In the 20 years between 1993 and 2013, speed limit increases in 41 states caused an estimated 33,000 extra deaths, Farmer said.

“You don’t need to be a physics major to understand that the faster you’re going when you hit something, the more damage there will be,” Farmer said. “Crashes are rare, but most of us make mistakes eventually – and you don’t want to be going fast when that happens.”

The majority of crashes – 96 per cent – are caused by driver error, Lovegrove said.

“When you increase speed, you reduce the time and space and opportunity for the driver to recover from that mistake,” Lovegrove said.

Proponents for higher speed limits often call for limits based on the 85th percentile – the speed that 85 per cent of traffic routinely travels at, or slower than, on a particular road.

The idea? If limits are set at the speeds most people are actually driving now, fewer people will be tempted to break them.

“The 85th percentile is a general indicator that has been used as a decision aid,” Lovegrove said. “But we also look at the differential speed and the design speed for the highway.”

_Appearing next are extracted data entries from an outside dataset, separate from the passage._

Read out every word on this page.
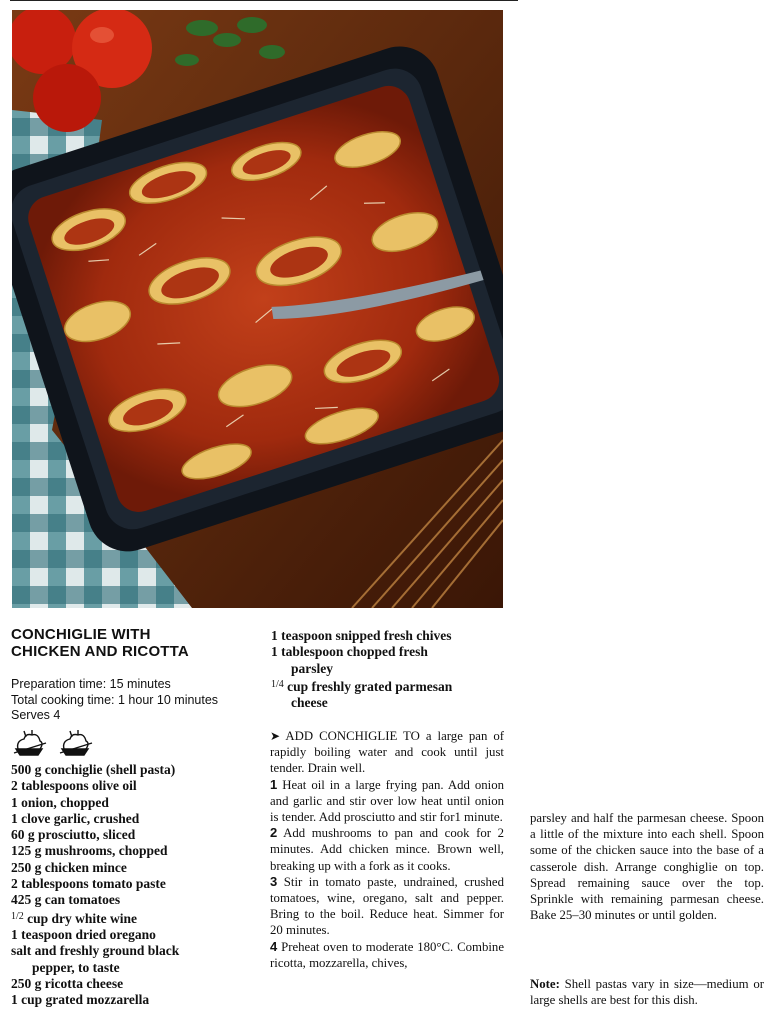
CONCHIGLIE WITH
CHICKEN AND RICOTTA
Preparation time: 15 minutes
Total cooking time: 1 hour 10 minutes
Serves 4
500 g conchiglie (shell pasta)
2 tablespoons olive oil
1 onion, chopped
1 clove garlic, crushed
60 g prosciutto, sliced
125 g mushrooms, chopped
250 g chicken mince
2 tablespoons tomato paste
425 g can tomatoes
$^{1/2}$ cup dry white wine
1 teaspoon dried oregano
salt and freshly ground black
pepper, to taste
250 g ricotta cheese
1 cup grated mozzarella
1 teaspoon snipped fresh chives
1 tablespoon chopped fresh
parsley
$^{1/4}$ cup freshly grated parmesan
cheese

➤ ADD CONCHIGLIE TO a large pan of rapidly boiling water and cook until just tender. Drain well.

1 Heat oil in a large frying pan. Add onion and garlic and stir over low heat until onion is tender. Add prosciutto and stir for1 minute.

2 Add mushrooms to pan and cook for 2 minutes. Add chicken mince. Brown well, breaking up with a fork as it cooks.

3 Stir in tomato paste, undrained, crushed tomatoes, wine, oregano, salt and pepper. Bring to the boil. Reduce heat. Simmer for 20 minutes.

4 Preheat oven to moderate 180°C. Combine ricotta, mozzarella, chives,

parsley and half the parmesan cheese. Spoon a little of the mixture into each shell. Spoon some of the chicken sauce into the base of a casserole dish. Arrange conghiglie on top. Spread remaining sauce over the top. Sprinkle with remaining parmesan cheese. Bake 25–30 minutes or until golden.

Note: Shell pastas vary in size—medium or large shells are best for this dish.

For instance, the Coquihalla – which has variable speed limits that can be as high as 120 km/h (the highest in Canada) – was designed for 110 km/h, Lovegrove said.

“It’s not like the Autobahn, which was designed for 140 or 150. On a straight stretch on a dry, sunny day, the Coquihalla is awesome and going the 85th percentile might be appropriate,” he said. “But we’ve got curves, blind spots, changing weather conditions and changes in climate.”

And studies have shown that 85th percentile speeds tend to increase after speed limits get raised, Farmer said.

“It’s not a fixed point,” Farmer said. “There are drivers who will always want to go as fast as they can.”